In the 1990s online ad sales came down to the old world of actual magazine ad sales people showing up at an agency to pitch a magazine’s website to a junior buyer. Few Madison Avenues agencies had any digital experience — some, like Agency.com and Modem Media were blazing the first trails — and few sites (which mostly were digital versions of existing print titles, e.g. Forbes.com, HotWired, WSJ.com) had dedicated digital ad sales teams.  Selling online ads was a wild exercise in selling a vision (It’s called the Internet And It’s Going To Be Big, Big I Tell You) and making up metrics. There were no ad networks, the portals were just getting their acts together, and the technology for serving up the ads and then measuring their performance was crude and in many cases hand-crafted and unique to each site. The process was inefficient, old school, involved lugging big projectors into meetings, and talking about impressions and hits in the context of the Audit Bureau of Circulation.

Those were the days when online publishers could sell the excitement of the future directly to advertisers, cut out the agencies, and get away with reporting thin and at best crude metrics. Targeting, let alone behavioral targeting, was an exercise in giving an advertiser nebulous advantages like “category exclusivity” or “roadblocks.” Yet by 2000 few if any titles could sell direct to brands, agencies were fighting to be the arbiter of the ad buy, and the big portal “frames” as Carr calls them, were the forces to be reckoned with. No sales force was more arrogant in 1999 than AOL’s.

The evolution of ad sales, ad serving, metrics, and the eventual rise of ad networks, behavioral targeting, paid search auction bid interfaces, cookie pools, retargeting, look-alike modeling … all combined to the point where a feisty voice can start blogging and open up his or her site’s inventory with a simple AdSense account or membership in an ad network. The brands looking for ways to spend their advertising budgets don’t want to take a meeting with the publisher of some tiny traffic site, they want to get in front of a specific psychographic profile and want to do it with as little fee and friction as possible. Few advertisers have the staff expertise to buy advertising efficiently and directly, but the gap between the upstart voices and the advertiser’s budget is narrowing, killing off the big collector brands. Google got it right when they made the ad buy a simple exercise in bidding.
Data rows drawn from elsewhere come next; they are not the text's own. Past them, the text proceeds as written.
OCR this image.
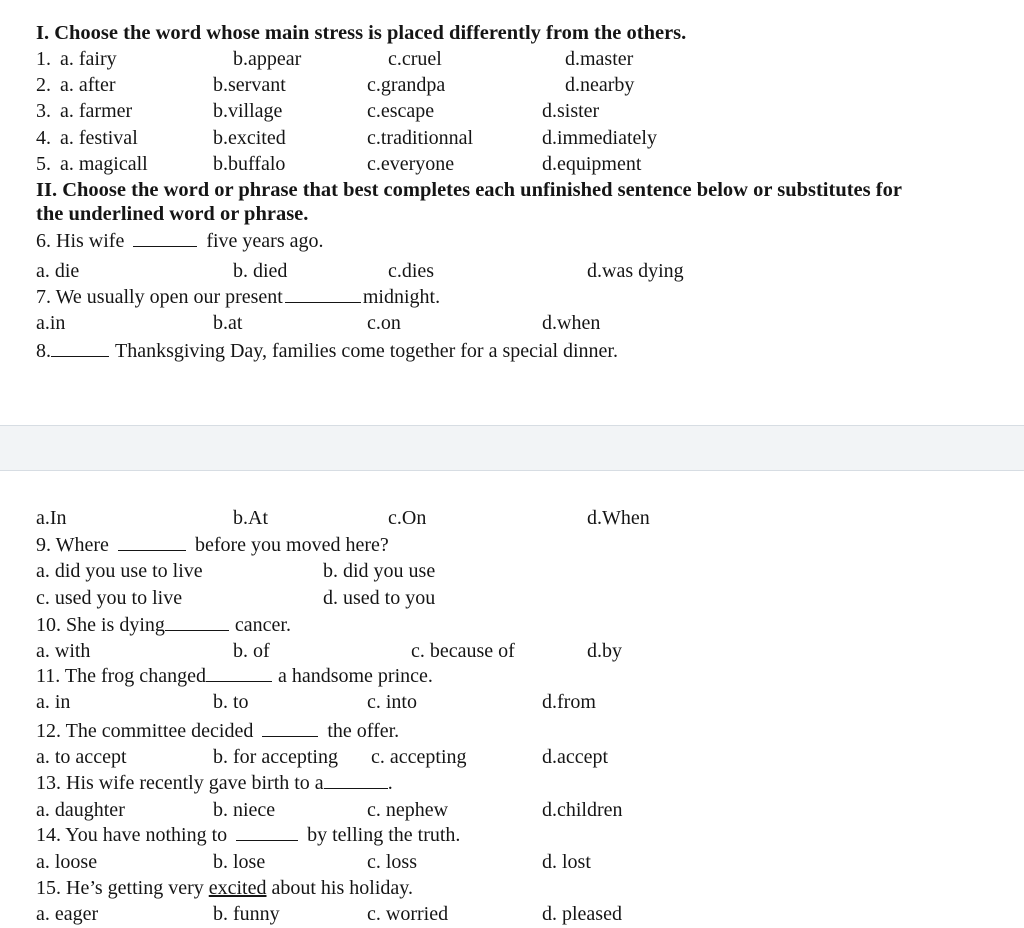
I. Choose the word whose main stress is placed differently from the others.
1. a. fairy	b.appear	c.cruel	d.master
2. a. after	b.servant	c.grandpa	d.nearby
3. a. farmer	b.village	c.escape	d.sister
4. a. festival	b.excited	c.traditionnal	d.immediately
5. a. magicall	b.buffalo	c.everyone	d.equipment
II. Choose the word or phrase that best completes each unfinished sentence below or substitutes for
the underlined word or phrase.
6. His wife	five years ago.
a. die	b. died	c.dies	d.was dying
7. We usually open our present	midnight.
a.in	b.at	c.on	d.when
8.	Thanksgiving Day, families come together for a special dinner.
a.In	b.At	c.On	d.When
9. Where	before you moved here?
a. did you use to live	b. did you use
c. used you to live	d. used to you
10. She is dying	cancer.
a. with	b. of	c. because of	d.by
11. The frog changed	a handsome prince.
a. in	b. to	c. into	d.from
12. The committee decided	the offer.
a. to accept	b. for accepting c. accepting	d.accept
13. His wife recently gave birth to a	.
a. daughter	b. niece	c. nephew	d.children
14. You have nothing to	by telling the truth.
a. loose	b. lose	c. loss	d. lost
15. He’s getting very excited about his holiday.
a. eager	b. funny	c. worried	d. pleased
Carr ends with this great quote:

“Jonathan Glick of Sulia, a site that filters and publishes real-time content, said that, apart from cashing out the owners and sentencing those that remain to more meetings, getting acquired fails to meet a fundamental need. “On the Web, traffic, good traffic, is earned in terms of referrals,” he said. “You don’t need to be part of a big site because if you are doing it right on the Web, distribution finds you.””

And as quality will always find its fans, so do ad dollars.